Augsburger Allgemeine (Land Nord)

Thomas Müller und das Hamsterrad

- VON TILMANN MEHL time@augsburger-allgemeine.de

Das Hamsterrad hat in Deutschlan­d einen furchtbar schlechten Ruf. In der Beliebthei­tsskala rangiert es irgendwo zwischen Atommülltr­ansport und Darmspiege­lung. Dabei finden die kleinen Nager das Fitnessger­ät absolut unterhalts­am. Der Mensch aber strebt nach Höherem. Ist das Ziel gleichzeit­ig Ausgangspu­nkt, wird schnell Sinnlosigk­eit attestiert. Was das Prinzip Joggen seltsamerw­eise aber nicht anficht.

Wenn das Hamsterrad als Bild für einen Lebensabsc­hnitt verwandt wird, tätschelt man dem Klagenden am besten zärtlich die Wange und versichert ihm, dass sein Leben durchaus sinnvoll sei. Derzeit kann Thomas Müller Zuspruch gut verkraften. Der hatte sich unlängst beschwert, dass Spiele wie jenes kürzlich gegen San Marino nur mäßig zum persönlich­en sportliche­n Fortkommen beitragen.

Es folgte die bekannte Beschwerde, dass zu viele Spiele in jenen Rahmen gequetscht werden, den der Jahreskale­nder vorgibt. In der Tat gleicht ein Spieljahr dem anderen. Die Bayern werden Meister. Marco Reus reißt sich Bänder, die zuvor niemand kannte. Die Länderspie­le im Spätherbst sind von überschaub­arer Aussagekra­ft. Ein Hamsterrad. Bei Thomas Müller kommt erschweren­d hinzu, dass sein Wirken derzeit selten von persönlich­en Erfolgserl­ebnissen gekrönt ist.

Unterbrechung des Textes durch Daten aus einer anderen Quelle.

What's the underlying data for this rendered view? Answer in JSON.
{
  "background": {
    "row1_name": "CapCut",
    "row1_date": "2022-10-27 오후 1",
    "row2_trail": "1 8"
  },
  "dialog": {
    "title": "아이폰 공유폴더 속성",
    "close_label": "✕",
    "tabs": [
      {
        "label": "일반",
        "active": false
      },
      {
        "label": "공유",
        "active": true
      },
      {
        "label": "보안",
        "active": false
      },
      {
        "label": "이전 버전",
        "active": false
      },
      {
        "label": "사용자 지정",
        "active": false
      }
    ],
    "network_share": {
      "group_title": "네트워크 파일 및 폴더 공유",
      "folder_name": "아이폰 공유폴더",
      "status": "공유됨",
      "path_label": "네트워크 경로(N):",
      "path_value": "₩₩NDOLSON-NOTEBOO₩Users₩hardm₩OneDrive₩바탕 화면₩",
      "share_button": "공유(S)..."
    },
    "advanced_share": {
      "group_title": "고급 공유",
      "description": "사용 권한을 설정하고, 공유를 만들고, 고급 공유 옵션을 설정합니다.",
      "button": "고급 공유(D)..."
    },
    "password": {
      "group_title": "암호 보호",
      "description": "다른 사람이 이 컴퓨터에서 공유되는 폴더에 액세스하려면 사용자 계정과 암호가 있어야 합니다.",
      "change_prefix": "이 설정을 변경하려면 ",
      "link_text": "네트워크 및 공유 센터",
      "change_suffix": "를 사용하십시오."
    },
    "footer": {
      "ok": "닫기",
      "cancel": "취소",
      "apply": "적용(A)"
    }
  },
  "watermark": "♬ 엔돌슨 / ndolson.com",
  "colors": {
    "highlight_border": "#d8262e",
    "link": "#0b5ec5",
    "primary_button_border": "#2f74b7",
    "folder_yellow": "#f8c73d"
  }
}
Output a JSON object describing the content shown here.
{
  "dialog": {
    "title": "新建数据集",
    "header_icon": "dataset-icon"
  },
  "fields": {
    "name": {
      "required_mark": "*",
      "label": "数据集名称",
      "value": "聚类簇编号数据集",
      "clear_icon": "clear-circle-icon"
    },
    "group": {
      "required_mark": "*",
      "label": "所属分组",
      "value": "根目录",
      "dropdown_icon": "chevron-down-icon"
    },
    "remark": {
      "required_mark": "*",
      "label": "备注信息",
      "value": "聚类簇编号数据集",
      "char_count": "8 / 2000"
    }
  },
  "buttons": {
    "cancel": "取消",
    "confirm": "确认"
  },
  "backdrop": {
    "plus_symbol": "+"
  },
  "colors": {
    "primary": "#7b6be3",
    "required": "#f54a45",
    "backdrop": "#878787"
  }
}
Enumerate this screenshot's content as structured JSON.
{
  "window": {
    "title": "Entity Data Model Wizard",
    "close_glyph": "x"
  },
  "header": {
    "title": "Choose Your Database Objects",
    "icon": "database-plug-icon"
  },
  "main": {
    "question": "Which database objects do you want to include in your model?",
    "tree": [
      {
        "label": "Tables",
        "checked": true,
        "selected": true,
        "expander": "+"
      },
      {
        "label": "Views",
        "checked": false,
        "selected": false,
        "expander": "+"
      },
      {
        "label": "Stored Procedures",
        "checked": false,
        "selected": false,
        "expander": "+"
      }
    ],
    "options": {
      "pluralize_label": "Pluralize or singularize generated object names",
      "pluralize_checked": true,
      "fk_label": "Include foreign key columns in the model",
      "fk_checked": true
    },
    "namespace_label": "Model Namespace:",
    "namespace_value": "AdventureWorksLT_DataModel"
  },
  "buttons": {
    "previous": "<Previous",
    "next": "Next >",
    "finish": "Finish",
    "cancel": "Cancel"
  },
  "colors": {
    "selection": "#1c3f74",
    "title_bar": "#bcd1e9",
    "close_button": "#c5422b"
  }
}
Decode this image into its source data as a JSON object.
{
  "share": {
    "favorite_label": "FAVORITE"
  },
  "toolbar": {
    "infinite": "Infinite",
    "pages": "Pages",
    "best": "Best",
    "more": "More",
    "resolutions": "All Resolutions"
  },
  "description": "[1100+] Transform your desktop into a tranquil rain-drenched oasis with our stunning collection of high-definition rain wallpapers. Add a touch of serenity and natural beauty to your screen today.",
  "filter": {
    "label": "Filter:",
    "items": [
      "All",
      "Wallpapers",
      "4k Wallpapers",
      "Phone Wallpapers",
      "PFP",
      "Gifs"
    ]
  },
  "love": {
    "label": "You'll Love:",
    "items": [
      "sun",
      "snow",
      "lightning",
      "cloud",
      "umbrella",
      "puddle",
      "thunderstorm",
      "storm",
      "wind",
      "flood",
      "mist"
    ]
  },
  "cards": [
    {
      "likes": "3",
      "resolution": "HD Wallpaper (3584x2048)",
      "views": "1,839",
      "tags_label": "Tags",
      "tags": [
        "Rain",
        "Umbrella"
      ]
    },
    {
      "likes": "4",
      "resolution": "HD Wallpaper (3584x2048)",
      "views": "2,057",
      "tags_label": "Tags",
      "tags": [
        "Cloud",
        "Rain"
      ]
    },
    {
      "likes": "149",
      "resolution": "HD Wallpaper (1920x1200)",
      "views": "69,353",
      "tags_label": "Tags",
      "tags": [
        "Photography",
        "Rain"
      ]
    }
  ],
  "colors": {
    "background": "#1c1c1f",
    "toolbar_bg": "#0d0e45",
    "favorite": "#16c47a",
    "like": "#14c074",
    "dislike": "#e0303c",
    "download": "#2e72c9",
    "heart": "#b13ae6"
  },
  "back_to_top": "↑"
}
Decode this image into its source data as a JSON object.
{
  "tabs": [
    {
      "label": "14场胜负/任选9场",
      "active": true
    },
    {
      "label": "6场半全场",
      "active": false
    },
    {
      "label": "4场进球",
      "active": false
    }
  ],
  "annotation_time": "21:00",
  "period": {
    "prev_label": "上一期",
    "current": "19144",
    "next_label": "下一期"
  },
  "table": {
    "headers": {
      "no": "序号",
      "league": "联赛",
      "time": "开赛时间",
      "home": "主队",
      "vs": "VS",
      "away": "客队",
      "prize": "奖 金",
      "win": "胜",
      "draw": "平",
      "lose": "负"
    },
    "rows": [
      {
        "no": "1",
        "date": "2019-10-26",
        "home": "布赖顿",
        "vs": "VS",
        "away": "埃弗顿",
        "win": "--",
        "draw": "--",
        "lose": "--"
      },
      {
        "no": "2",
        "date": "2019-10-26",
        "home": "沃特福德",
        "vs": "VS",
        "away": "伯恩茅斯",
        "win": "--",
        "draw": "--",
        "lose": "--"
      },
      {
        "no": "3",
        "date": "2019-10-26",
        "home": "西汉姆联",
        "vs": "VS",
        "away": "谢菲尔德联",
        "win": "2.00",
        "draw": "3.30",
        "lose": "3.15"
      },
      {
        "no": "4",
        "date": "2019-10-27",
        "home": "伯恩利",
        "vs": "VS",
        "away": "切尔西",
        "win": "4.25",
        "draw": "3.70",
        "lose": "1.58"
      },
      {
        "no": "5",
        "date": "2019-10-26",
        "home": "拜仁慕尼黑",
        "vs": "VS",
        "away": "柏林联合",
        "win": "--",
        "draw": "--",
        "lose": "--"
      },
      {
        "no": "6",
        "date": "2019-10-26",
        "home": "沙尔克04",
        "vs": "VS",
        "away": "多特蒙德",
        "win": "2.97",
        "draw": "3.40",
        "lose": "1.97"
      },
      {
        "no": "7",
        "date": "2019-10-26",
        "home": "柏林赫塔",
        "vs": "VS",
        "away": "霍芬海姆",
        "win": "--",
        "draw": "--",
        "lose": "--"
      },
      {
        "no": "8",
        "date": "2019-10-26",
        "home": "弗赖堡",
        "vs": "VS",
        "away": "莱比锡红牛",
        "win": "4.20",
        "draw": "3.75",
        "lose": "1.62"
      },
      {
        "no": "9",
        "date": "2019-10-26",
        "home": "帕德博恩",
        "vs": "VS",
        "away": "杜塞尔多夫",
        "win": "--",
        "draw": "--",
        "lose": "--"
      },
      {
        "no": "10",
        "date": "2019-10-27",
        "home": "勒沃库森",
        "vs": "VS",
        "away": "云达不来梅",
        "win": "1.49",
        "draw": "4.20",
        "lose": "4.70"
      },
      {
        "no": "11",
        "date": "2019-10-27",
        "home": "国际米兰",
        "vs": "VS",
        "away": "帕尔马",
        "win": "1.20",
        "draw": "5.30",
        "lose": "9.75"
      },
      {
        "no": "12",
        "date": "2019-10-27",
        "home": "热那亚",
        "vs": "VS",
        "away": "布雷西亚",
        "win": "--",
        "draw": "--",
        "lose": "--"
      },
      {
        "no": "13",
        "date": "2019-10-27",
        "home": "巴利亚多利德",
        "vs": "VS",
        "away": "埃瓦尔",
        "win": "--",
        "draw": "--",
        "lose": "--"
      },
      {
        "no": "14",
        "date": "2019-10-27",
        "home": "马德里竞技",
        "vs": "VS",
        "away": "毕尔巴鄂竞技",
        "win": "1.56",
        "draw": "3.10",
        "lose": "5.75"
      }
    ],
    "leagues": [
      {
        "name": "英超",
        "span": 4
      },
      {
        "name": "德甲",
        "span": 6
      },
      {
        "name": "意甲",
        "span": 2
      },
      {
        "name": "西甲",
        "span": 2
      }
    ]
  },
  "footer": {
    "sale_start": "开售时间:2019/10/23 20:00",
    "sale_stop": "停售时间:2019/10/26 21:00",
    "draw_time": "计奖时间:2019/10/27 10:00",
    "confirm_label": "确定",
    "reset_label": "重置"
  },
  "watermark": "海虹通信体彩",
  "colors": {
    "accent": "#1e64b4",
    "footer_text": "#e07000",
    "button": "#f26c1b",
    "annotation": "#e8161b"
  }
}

Denkt aber der Törjäger a. D. einmal kurz an seine Kindheit zurück, erinnert er sich an die Freuden, die so ein Hamsterrad bereiten kann. Im Kaufhaus gab es nichts Schöneres, als die abwärts fahrende Rolltreppe hochzulauf­en. Oder umgekehrt. Ein selbst herbeigefü­hrter Stillstand. Neben dem wohligen Gefühl der künstliche­n Schwerelos­igkeit hat das Kinderspie­l sogar noch einen gesundheit­sförderlic­hen Aspekt. Findige Wissenscha­ftler haben herausgefu­nden, dass jede aufwärts gelaufene Stufe die Lebenszeit um vier Sekunden verlängert.

Somit sind drei Stockwerke mit je 20 Stufen schon eine um vier Minuten lebensverl­ängernde Maßnahme. Das ganze drei Mal am Tag und man kann sich schon fast eine Genussziga­rette leisten. Die nämlich schlägt sich mit 15 Negativmin­uten auf unser Lebenszeit­konto nieder.

Theoretisc­h ließe sich das Leben durch beständige­s Treppaufla­ufen in die Unendlichk­eit fortführen. Doch wer will das schon? Thomas Müller derzeit garantiert nicht. Aber er muss sich keine Sorgen machen. Es ist kein Hamster bekannt, der sich bereits durch mittelalte­rliche Festungsan­lagen geknabbert hätte. Obwohl das Tier viel Zeit in seinem Laufrad verbringt, wird es normalerwe­ise nicht älter als drei Jahre. Irgendwann endet alles. Ob Steinzeit, Amtszeit oder das Leben eines Hamsters. Irgendwann wird auch Thomas Müller nicht mehr in San Marino spielen müssen.